The Bloomberg campaign’s efforts highlight the difficulty in ensuring that micro-influencer advertising is truthful. According to the WSJ, Bloomberg’s approach will be to “suggest content for sharing and exert some control over the social-media outreach efforts.” The Bloomberg team will also have a “quality-control staff [to] verify that the organizers are posting appropriately.”
Bloomberg’s micro-influencers have routinely been reposting the stock text and links provided by the Bloomberg campaign according to the LA Times. While this practice may ensure compliance with brand guidelines, it does not encourage truthfulness. According to the LA Times, Bloomberg’s army of micro-influencers include “A vocal Bernie Sanders supporter. A Chicagoan with zero followers on Twitter. A dozen registered Republicans.”
The LA Times also detailed the postings of one Blomberg influencer who, after sending a paid message supportive of the candidate, quickly followed up with another message, “Please disregard, vote Bernie or Warren.”

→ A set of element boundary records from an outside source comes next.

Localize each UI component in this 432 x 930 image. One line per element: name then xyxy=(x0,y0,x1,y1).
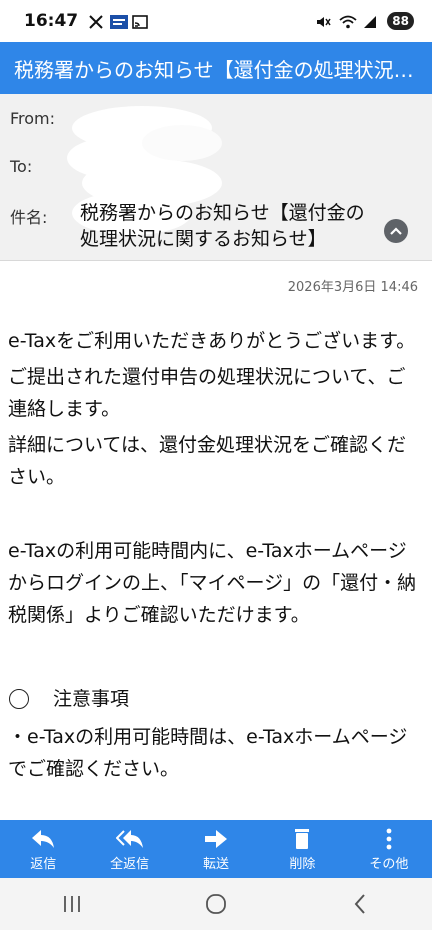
to-label: To: xyxy=(10,157,33,176)
reply-label: 返信 xyxy=(30,856,57,872)
home-icon xyxy=(206,894,226,914)
wifi-icon xyxy=(339,14,357,29)
back-button[interactable] xyxy=(340,884,380,924)
trash-icon xyxy=(295,828,310,849)
notice-item: ・e-Taxの利用可能時間は、e-Taxホームページでご確認ください。 xyxy=(8,726,408,780)
body-paragraph: e-Taxの利用可能時間内に、e-Taxホームページからログインの上、「マイペー… xyxy=(8,540,417,626)
x-app-icon xyxy=(88,14,104,29)
notice-heading-row: 注意事項 xyxy=(8,683,422,715)
delete-label: 削除 xyxy=(289,856,316,872)
forward-icon xyxy=(205,829,228,848)
reply-button[interactable]: 返信 xyxy=(0,820,86,878)
back-icon xyxy=(354,894,365,914)
circle-bullet-icon xyxy=(9,689,29,709)
more-button[interactable]: その他 xyxy=(346,820,432,878)
reply-all-button[interactable]: 全返信 xyxy=(86,820,172,878)
forward-label: 転送 xyxy=(203,856,230,872)
system-nav-bar xyxy=(0,878,432,930)
message-title: 税務署からのお知らせ【還付金の処理状況に関するお知らせ】 xyxy=(14,57,414,82)
recent-apps-button[interactable] xyxy=(52,884,92,924)
title-bar: 税務署からのお知らせ【還付金の処理状況に関するお知らせ】 xyxy=(0,42,432,94)
chevron-up-icon xyxy=(390,227,402,235)
collapse-header-button[interactable] xyxy=(384,219,408,243)
message-header: From: To: 件名: 税務署からのお知らせ【還付金の処理状況に関するお知ら… xyxy=(0,94,432,261)
signal-icon xyxy=(363,14,379,28)
action-bar: 返信 全返信 転送 削除 その他 xyxy=(0,820,432,878)
message-body: e-Taxをご利用いただきありがとうございます。 ご提出された還付申告の処理状況… xyxy=(8,325,422,789)
message-date: 2026年3月6日 14:46 xyxy=(287,280,418,295)
body-paragraph: ご提出された還付申告の処理状況について、ご連絡します。 xyxy=(8,366,406,420)
notice-heading: 注意事項 xyxy=(53,688,130,710)
subject-label: 件名: xyxy=(10,208,48,227)
reply-all-label: 全返信 xyxy=(110,856,150,872)
app-notification-icon xyxy=(110,14,129,29)
reply-icon xyxy=(32,829,55,848)
more-vert-icon xyxy=(386,828,392,849)
home-button[interactable] xyxy=(196,884,236,924)
subject-text: 税務署からのお知らせ【還付金の処理状況に関するお知らせ】 xyxy=(80,202,365,250)
status-time: 16:47 xyxy=(24,11,79,31)
status-bar: 16:47 88 xyxy=(0,0,432,42)
body-paragraph: e-Taxをご利用いただきありがとうございます。 xyxy=(8,330,416,352)
delete-button[interactable]: 削除 xyxy=(259,820,345,878)
more-label: その他 xyxy=(369,856,409,872)
from-label: From: xyxy=(10,109,56,128)
body-paragraph: 詳細については、還付金処理状況をご確認ください。 xyxy=(8,434,407,488)
reply-all-icon xyxy=(115,829,143,848)
forward-button[interactable]: 転送 xyxy=(173,820,259,878)
cast-icon xyxy=(132,14,148,29)
recent-apps-icon xyxy=(64,896,80,912)
mute-icon xyxy=(315,14,331,28)
battery-indicator: 88 xyxy=(387,12,414,30)
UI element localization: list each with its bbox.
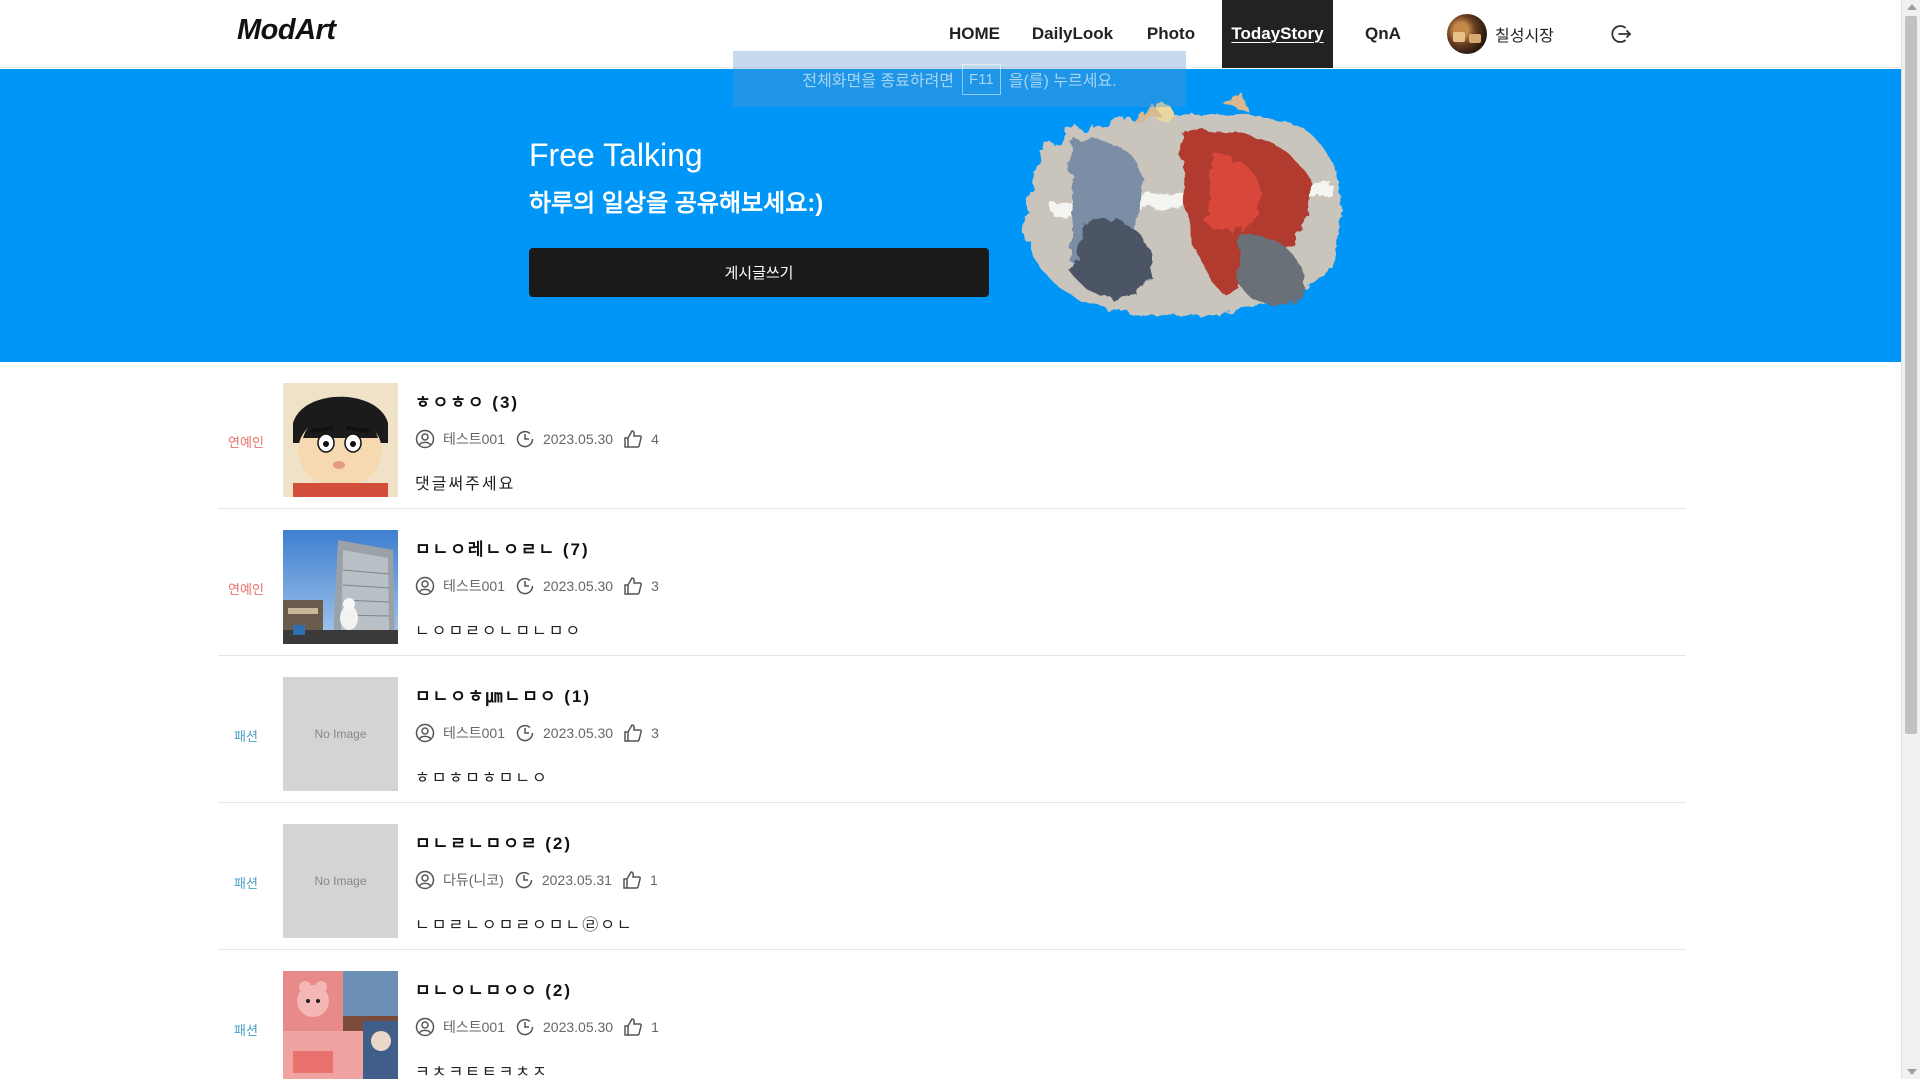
scroll-down-arrow-icon[interactable]: [1907, 1069, 1917, 1075]
post-thumbnail[interactable]: No Image: [283, 824, 398, 938]
post-body: ㄴㅇㅁㄹㅇㄴㅁㄴㅁㅇ: [415, 623, 583, 640]
user-icon: [415, 576, 435, 596]
post-category: 패션: [234, 876, 258, 891]
like-count: 1: [651, 1019, 659, 1035]
post-author: 테스트001: [443, 431, 505, 447]
hero-banner: Free Talking 하루의 일상을 공유해보세요:) 게시글쓰기: [0, 69, 1901, 362]
post-author: 테스트001: [443, 725, 505, 741]
post-date: 2023.05.30: [543, 431, 614, 447]
post-thumbnail[interactable]: [283, 383, 398, 497]
post-title-text[interactable]: ㅁㄴㅇㄴㅁㅇㅇ: [415, 981, 538, 1000]
profile-name[interactable]: 칠성시장: [1495, 22, 1554, 46]
post-meta: 다듀(니코) 2023.05.31 1: [415, 870, 658, 890]
building-photo-image: [283, 530, 398, 644]
thumbs-up-icon[interactable]: [623, 723, 643, 743]
post-date: 2023.05.30: [543, 1019, 614, 1035]
post-body: ㅎㅁㅎㅁㅎㅁㄴㅇ: [415, 770, 549, 787]
hero-subtitle: 하루의 일상을 공유해보세요:): [529, 190, 824, 217]
fullscreen-exit-toast: 전체화면을 종료하려면 F11 을(를) 누르세요.: [733, 51, 1186, 107]
site-logo[interactable]: ModArt: [237, 14, 336, 47]
post-author: 테스트001: [443, 1019, 505, 1035]
post-title[interactable]: ㅎㅇㅎㅇ (3): [415, 388, 519, 413]
user-icon: [415, 723, 435, 743]
post-title-text[interactable]: ㅁㄴㅇ레ㄴㅇㄹㄴ: [415, 540, 556, 559]
post-title[interactable]: ㅁㄴㄹㄴㅁㅇㄹ (2): [415, 829, 572, 854]
user-icon: [415, 429, 435, 449]
clock-icon: [516, 430, 534, 448]
pink-toys-photo-image: [283, 971, 398, 1079]
post-item[interactable]: 연예인 ㅁㄴㅇ레ㄴㅇㄹㄴ (7) 테스트001 2023.05.30 3 ㄴㅇㅁ…: [218, 509, 1686, 656]
scroll-up-arrow-icon[interactable]: [1907, 4, 1917, 10]
post-item[interactable]: 패션 No Image ㅁㄴㄹㄴㅁㅇㄹ (2) 다듀(니코) 2023.05.3…: [218, 803, 1686, 950]
post-title-text[interactable]: ㅎㅇㅎㅇ: [415, 393, 486, 412]
post-thumbnail[interactable]: [283, 530, 398, 644]
post-title[interactable]: ㅁㄴㅇㅎ㎛ㄴㅁㅇ (1): [415, 682, 591, 707]
post-title[interactable]: ㅁㄴㅇ레ㄴㅇㄹㄴ (7): [415, 535, 590, 560]
nav-qna[interactable]: QnA: [1354, 0, 1412, 68]
like-count: 1: [649, 872, 658, 888]
like-count: 3: [651, 578, 659, 594]
toast-key: F11: [962, 63, 1001, 95]
post-category: 연예인: [228, 582, 264, 597]
like-count: 4: [651, 431, 659, 447]
scroll-thumb[interactable]: [1905, 16, 1917, 734]
post-body: ㄴㅁㄹㄴㅇㅁㄹㅇㅁㄴ㉣ㅇㄴ: [415, 917, 634, 934]
volleyball-painting-image: [1022, 89, 1338, 312]
nav-todaystory[interactable]: TodayStory: [1222, 0, 1333, 68]
post-date: 2023.05.31: [541, 872, 612, 888]
no-image-placeholder: No Image: [314, 727, 367, 741]
user-profile[interactable]: 칠성시장: [1447, 14, 1554, 54]
post-thumbnail[interactable]: No Image: [283, 677, 398, 791]
comment-count: (1): [564, 687, 591, 706]
post-body: ㅋㅊㅋㅌㅌㅋㅊㅈ: [415, 1064, 549, 1079]
clock-icon: [516, 1018, 534, 1036]
logout-icon[interactable]: [1609, 22, 1633, 46]
post-item[interactable]: 연예인 ㅎㅇㅎㅇ (3) 테스트001 2023.05.30 4 댓글써주세요: [218, 362, 1686, 509]
thumbs-up-icon[interactable]: [623, 576, 643, 596]
avatar[interactable]: [1447, 14, 1487, 54]
thumbs-up-icon[interactable]: [623, 1017, 643, 1037]
post-meta: 테스트001 2023.05.30 1: [415, 1017, 659, 1037]
post-body: 댓글써주세요: [415, 476, 516, 493]
post-title[interactable]: ㅁㄴㅇㄴㅁㅇㅇ (2): [415, 976, 572, 1001]
post-meta: 테스트001 2023.05.30 3: [415, 576, 659, 596]
write-post-button[interactable]: 게시글쓰기: [529, 248, 989, 297]
comment-count: (2): [545, 981, 572, 1000]
comment-count: (7): [562, 540, 590, 559]
clock-icon: [516, 577, 534, 595]
post-author: 다듀(니코): [443, 872, 504, 888]
hero-title: Free Talking: [529, 137, 703, 173]
toast-text-after: 을(를) 누르세요.: [1008, 73, 1117, 90]
post-meta: 테스트001 2023.05.30 4: [415, 429, 659, 449]
post-item[interactable]: 패션 ㅁㄴㅇㄴㅁㅇㅇ (2) 테스트001 2023.05.30 1 ㅋㅊㅋㅌㅌ…: [218, 950, 1686, 1079]
user-icon: [415, 1017, 435, 1037]
post-list: 연예인 ㅎㅇㅎㅇ (3) 테스트001 2023.05.30 4 댓글써주세요 …: [218, 362, 1686, 1079]
post-author: 테스트001: [443, 578, 505, 594]
clock-icon: [516, 724, 534, 742]
comment-count: (3): [492, 393, 520, 412]
post-category: 패션: [234, 729, 258, 744]
post-date: 2023.05.30: [543, 578, 614, 594]
thumbs-up-icon[interactable]: [622, 870, 642, 890]
user-icon: [415, 870, 435, 890]
post-thumbnail[interactable]: [283, 971, 398, 1079]
comment-count: (2): [545, 834, 572, 853]
post-title-text[interactable]: ㅁㄴㅇㅎ㎛ㄴㅁㅇ: [415, 687, 557, 706]
toast-text-before: 전체화면을 종료하려면: [802, 73, 955, 90]
clock-icon: [515, 871, 533, 889]
post-category: 연예인: [228, 435, 264, 450]
post-title-text[interactable]: ㅁㄴㄹㄴㅁㅇㄹ: [415, 834, 538, 853]
post-item[interactable]: 패션 No Image ㅁㄴㅇㅎ㎛ㄴㅁㅇ (1) 테스트001 2023.05.…: [218, 656, 1686, 803]
page-scrollbar[interactable]: [1901, 0, 1920, 1079]
post-date: 2023.05.30: [543, 725, 614, 741]
like-count: 3: [651, 725, 659, 741]
post-meta: 테스트001 2023.05.30 3: [415, 723, 659, 743]
post-category: 패션: [234, 1023, 258, 1038]
thumbs-up-icon[interactable]: [623, 429, 643, 449]
cartoon-face-image: [283, 383, 398, 497]
no-image-placeholder: No Image: [314, 874, 367, 888]
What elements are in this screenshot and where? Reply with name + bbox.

Bloomberg’s quality control team is clearly unable to keep up with the demands required to ensure compliance by its army of posters. More broadly, it does not seem practical, or an efficient use of a brand’s resources, to employ the sort of detailed quality-control that would be necessary to run an appropriate micro-influencer campaign at this scale that complies with the relevant regulations.
In a campaign with hundreds of micro-influencers, the failure to ensure proper disclosure and truthful advertising in even a small percentage of cases could be significant enough to earn the attention of the FTC in the US, and the equivalent regulator for campaigns in other countries. Thus, quality control would require a significant investment. The primary difficulty a brand would encounter running a Bloomberg-style micro-influencer campaign is that the compliance costs would more than likely dwarf the returns as measured by the brand’s KPIs.
It is possible to foresee a Bloomberg-style campaign working for a brand where the activation is limited in time and scope, such as a single post by each micro-influencer in order to get a brand trending. However, a full-fledged, months-long social media campaign of this type would require a significant investment in compliance resources to avoid FTC scrutiny and related public relations backlash.